Attore e regista. Nasce a Forlì nel 1955. Dal 1975 al 1999 fa parte del Teatro dell’Arca. Dal 1979 al 1993 collabora con Giovanni Testori. Dal 1981 al 1996 prende parte a numerosi spettacoli; lavora con Tadeuz Bradecki. Antonio Syxty, Letizia Quintavalla, Maurizio Schmidt. Firma numerose regie in Italia e all’estero (New York, Madrid, Bucarest) ed è direttore artistico di importanti eventi su letture dantesche. A Firenze All’improvviso Dante 100 canti per Firenze ha coinvolto, come lettori, più di 9000 persone per 10 edizioni.

 

PERCHE' L'INNOMINATO?

Come ci è successo in altre occasioni, accettare la provocazione di un giudizio come è “Tu sei un bene per me”, che costituisce il titolo del progetto che lega le iniziative proposte dal nostro Centro Culturale quest’anno, ci apre a un cammino di scoperta e di verifica che ci fa vedere molto più di prima la realtà in tutta la sua misteriosa ricchezza. Così il 3 marzo, allo SpazioVenezia, incontreremo (o reincontreremo) l’Innominato dei Promessi Sposi. La sua notte agitata ci trascina nell’abisso delle domande più radicali della vita, come quelle che ci ha riproposto pochi giorni fa sul Messaggero il trentenne Michele, nella lettera scritta prima del suicidio. L’Innominato (diversamente da Michele) ha avuto tutto ciò che riteneva potesse essere un bene per lui. Ma la sua sete (come quella di Michele) non è saziata. Davanti a Lucia si accorge che non lo lascia in pace la sofferenza di un altro, chiunque sia, apparentemente non interessante per lui. Vede la gente contenta e prova invidia: “cosa è che fa contenta questa gente, che non ha tutto quello che io ho?”


Non tacitare queste domande lo porta a guardare, muoversi, incontrare, cercare cosa può saziare la sua sete, cosa può fare di lui stesso un bene per sé e degli altri un bene per lui. “Tu sei un bene per me”, “io posso essere un bene per me” è una scoperta che fa incontrando una Presenza (grazie al Cardinal Federigo), in cui si riscopre accolto, perdonato, rendendosi conto che tutto il suo limite, tutto il male che ha addosso, non impediscono che lui possa essere un bene per l’altro che ha visto soffrire, che ha fatto soffrire, e che l’altro diventi per lui un bene che comincia a colmare la sua sete.

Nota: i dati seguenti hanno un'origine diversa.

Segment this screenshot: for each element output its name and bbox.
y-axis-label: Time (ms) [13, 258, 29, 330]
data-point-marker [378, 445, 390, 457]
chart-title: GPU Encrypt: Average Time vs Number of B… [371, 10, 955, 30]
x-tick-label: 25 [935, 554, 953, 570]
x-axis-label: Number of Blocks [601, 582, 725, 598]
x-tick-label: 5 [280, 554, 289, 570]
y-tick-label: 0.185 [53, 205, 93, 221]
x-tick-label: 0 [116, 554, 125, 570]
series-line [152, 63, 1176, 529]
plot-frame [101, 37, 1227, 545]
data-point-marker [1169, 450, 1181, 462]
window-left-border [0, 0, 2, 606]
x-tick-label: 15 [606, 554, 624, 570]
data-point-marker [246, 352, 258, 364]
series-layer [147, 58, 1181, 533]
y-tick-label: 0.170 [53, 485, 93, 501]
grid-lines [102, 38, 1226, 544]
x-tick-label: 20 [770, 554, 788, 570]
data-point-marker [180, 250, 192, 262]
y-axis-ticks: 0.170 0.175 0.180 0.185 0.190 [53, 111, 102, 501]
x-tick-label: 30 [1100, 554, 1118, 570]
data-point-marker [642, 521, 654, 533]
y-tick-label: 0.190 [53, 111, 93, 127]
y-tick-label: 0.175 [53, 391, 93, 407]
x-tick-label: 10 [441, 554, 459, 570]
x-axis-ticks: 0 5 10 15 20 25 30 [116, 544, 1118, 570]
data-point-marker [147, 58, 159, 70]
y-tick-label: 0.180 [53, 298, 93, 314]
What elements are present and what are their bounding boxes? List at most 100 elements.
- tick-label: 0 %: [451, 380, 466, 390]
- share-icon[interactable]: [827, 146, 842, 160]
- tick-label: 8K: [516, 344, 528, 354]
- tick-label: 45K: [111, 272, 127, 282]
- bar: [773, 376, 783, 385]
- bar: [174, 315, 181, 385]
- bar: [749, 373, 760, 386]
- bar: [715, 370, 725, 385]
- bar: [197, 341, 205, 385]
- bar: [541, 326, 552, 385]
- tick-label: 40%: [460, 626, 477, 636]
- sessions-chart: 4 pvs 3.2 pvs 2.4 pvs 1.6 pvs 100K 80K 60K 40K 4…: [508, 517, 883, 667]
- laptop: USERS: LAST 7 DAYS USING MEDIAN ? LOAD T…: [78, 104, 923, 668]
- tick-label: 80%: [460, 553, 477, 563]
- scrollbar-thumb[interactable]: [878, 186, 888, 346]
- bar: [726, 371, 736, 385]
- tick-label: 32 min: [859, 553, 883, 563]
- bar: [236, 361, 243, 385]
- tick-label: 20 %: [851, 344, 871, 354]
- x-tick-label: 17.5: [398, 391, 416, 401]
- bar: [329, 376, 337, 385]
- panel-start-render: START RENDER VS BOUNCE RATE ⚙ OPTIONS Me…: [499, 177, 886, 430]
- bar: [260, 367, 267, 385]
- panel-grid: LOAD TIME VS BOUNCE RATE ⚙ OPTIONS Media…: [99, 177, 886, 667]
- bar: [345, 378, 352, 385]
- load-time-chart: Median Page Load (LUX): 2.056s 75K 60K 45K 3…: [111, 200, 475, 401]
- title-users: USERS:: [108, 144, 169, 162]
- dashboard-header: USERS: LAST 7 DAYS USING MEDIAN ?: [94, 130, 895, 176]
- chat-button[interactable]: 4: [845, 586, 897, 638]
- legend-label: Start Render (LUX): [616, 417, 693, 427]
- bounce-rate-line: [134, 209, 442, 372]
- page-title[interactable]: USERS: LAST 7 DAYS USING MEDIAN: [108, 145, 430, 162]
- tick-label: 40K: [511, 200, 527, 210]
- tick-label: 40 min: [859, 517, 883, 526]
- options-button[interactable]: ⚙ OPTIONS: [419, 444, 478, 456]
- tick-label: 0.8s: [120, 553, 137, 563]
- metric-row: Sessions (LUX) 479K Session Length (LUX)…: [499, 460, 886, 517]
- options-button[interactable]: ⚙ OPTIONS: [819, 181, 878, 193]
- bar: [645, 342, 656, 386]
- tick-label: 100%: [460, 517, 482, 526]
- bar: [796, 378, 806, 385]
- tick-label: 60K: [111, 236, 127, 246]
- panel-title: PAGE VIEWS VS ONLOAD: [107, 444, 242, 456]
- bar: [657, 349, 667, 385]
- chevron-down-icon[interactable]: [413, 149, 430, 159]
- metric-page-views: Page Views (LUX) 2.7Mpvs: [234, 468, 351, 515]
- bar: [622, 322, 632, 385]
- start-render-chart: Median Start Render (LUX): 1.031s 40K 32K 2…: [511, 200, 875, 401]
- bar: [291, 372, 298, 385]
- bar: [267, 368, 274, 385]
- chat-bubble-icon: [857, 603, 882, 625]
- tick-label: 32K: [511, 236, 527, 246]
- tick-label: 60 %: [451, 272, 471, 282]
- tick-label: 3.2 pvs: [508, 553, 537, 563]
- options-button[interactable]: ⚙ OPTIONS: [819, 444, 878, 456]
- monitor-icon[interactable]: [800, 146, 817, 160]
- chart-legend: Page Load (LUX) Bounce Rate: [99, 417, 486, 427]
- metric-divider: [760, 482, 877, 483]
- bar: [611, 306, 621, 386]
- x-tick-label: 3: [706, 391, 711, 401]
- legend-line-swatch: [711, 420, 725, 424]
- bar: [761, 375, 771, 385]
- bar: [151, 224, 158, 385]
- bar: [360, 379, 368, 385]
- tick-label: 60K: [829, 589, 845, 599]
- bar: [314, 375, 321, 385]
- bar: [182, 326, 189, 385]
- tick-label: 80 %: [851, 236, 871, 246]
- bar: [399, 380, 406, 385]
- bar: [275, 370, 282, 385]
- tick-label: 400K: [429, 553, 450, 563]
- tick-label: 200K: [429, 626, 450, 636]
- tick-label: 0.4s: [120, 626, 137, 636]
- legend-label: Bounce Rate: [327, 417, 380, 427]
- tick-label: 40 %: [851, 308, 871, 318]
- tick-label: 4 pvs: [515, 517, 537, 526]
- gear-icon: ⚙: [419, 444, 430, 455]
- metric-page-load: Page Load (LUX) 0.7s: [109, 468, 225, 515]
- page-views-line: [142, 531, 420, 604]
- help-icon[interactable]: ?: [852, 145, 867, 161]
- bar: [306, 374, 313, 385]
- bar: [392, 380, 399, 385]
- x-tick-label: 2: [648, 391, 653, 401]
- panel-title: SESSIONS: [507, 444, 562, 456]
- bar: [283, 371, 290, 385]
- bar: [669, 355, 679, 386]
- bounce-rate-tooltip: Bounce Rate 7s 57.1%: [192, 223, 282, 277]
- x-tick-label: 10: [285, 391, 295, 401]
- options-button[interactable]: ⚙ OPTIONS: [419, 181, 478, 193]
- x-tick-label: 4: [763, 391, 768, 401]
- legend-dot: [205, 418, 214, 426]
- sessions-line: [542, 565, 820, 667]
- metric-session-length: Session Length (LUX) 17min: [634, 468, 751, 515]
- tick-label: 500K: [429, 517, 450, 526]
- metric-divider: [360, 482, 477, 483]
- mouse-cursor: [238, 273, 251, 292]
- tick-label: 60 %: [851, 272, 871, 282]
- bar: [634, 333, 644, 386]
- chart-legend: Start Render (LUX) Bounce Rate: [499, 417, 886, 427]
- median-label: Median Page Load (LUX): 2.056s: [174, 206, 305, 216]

È un percorso di cambiamento radicale (conversione = girare da un’altra parte), in cui incontrare, rispettare, accompagnare l’altro - presenza diversa e irriducibile - comincia a far rivivere il suo cuore e a fargli sperimentare l’albore di quella letizia che esso desidera.


Nel progetto che stiamo sviluppando, anche con questa lettura, vogliamo cercare di capire come possano essere “un bene per me” anche i più lontani, quelli di altra condizione, lingua, cultura, religione, come i profughi che arrivano qui, spesso inaspettati e indesiderati. Possiamo fare per loro 1000 bei progetti, ma se non facciamo noi stessi l’esperienza che, con tutte le nostre contraddizioni, dentro un abbraccio di misericordia  possiamo ridiventare un bene per noi e per gli altri, difficilmente potremo riconoscere in loro che sono “un bene per me”, e questi progetti avranno alla fine il fiato corto. Guardiamo all’Innominato per riscoprire nella  misericordia la radice di una strada che mi porta a scoprire che l’altro è un bene per me, ma ancor prima che la mia vita, che io sono un bene per me e per chi ho intorno.